Titles in PDF files

Post Reply
watterson
Posts: 71
Joined: Mon Feb 14, 2005 4:15 pm

Titles in PDF files

Post by watterson »

How does webinator determine the title for PDF files it crawls? The titles on the search results appear (to me) to be inconsistent. Some have the file name while others have meaningful title.
User avatar
John
Site Admin
Posts: 2622
Joined: Mon Apr 24, 2000 3:18 pm
Location: Cleveland, OH
Contact:

Titles in PDF files

Post by John »

It uses the title property stored in the PDF document. Depending on how the PDF was created it may be more or less meaningful.
John Turnbull
Thunderstone Software
User avatar
mark
Site Admin
Posts: 5519
Joined: Tue Apr 25, 2000 6:56 pm

Titles in PDF files

Post by mark »

Webinator uses the "Title" specified in the PDF document.
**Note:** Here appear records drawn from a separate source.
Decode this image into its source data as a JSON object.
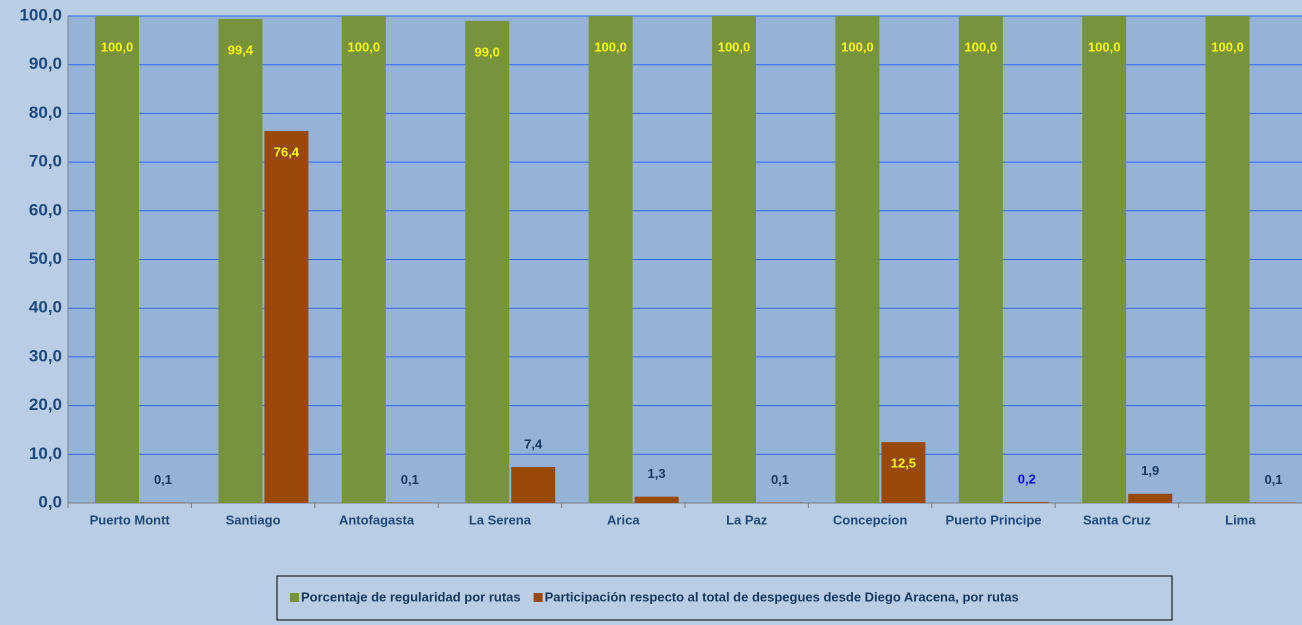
{
  "chart_data": {
    "type": "bar",
    "categories": [
      "Puerto Montt",
      "Santiago",
      "Antofagasta",
      "La Serena",
      "Arica",
      "La Paz",
      "Concepcion",
      "Puerto Principe",
      "Santa Cruz",
      "Lima"
    ],
    "series": [
      {
        "name": "Porcentaje de regularidad por rutas",
        "color": "#77933c",
        "values": [
          100.0,
          99.4,
          100.0,
          99.0,
          100.0,
          100.0,
          100.0,
          100.0,
          100.0,
          100.0
        ],
        "value_labels": [
          "100,0",
          "99,4",
          "100,0",
          "99,0",
          "100,0",
          "100,0",
          "100,0",
          "100,0",
          "100,0",
          "100,0"
        ]
      },
      {
        "name": "Participación respecto al total de despegues desde Diego Aracena, por rutas",
        "color": "#984807",
        "values": [
          0.1,
          76.4,
          0.1,
          7.4,
          1.3,
          0.1,
          12.5,
          0.2,
          1.9,
          0.1
        ],
        "value_labels": [
          "0,1",
          "76,4",
          "0,1",
          "7,4",
          "1,3",
          "0,1",
          "12,5",
          "0,2",
          "1,9",
          "0,1"
        ]
      }
    ],
    "ylim": [
      0,
      100
    ],
    "yticks": [
      {
        "value": 0,
        "label": "0,0"
      },
      {
        "value": 10,
        "label": "10,0"
      },
      {
        "value": 20,
        "label": "20,0"
      },
      {
        "value": 30,
        "label": "30,0"
      },
      {
        "value": 40,
        "label": "40,0"
      },
      {
        "value": 50,
        "label": "50,0"
      },
      {
        "value": 60,
        "label": "60,0"
      },
      {
        "value": 70,
        "label": "70,0"
      },
      {
        "value": 80,
        "label": "80,0"
      },
      {
        "value": 90,
        "label": "90,0"
      },
      {
        "value": 100,
        "label": "100,0"
      }
    ],
    "grid": true,
    "legend": "bottom"
  }
}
If there is none it will revert to "PDF Document". Often pdf generators will put the source filename as the title of the document. So you end up with pdf's with useless titles like "myfile.doc".
watterson
Posts: 71
Joined: Mon Feb 14, 2005 4:15 pm

Titles in PDF files

Post by watterson »

How does webinator determine the title for PDF files it crawls? The titles on the search results appear (to me) to be inconsistent. Some have the file name while others have meaningful title.
watterson
Posts: 71
Joined: Mon Feb 14, 2005 4:15 pm

Titles in PDF files

Post by watterson »

I am sending this private so it does not show up on the website.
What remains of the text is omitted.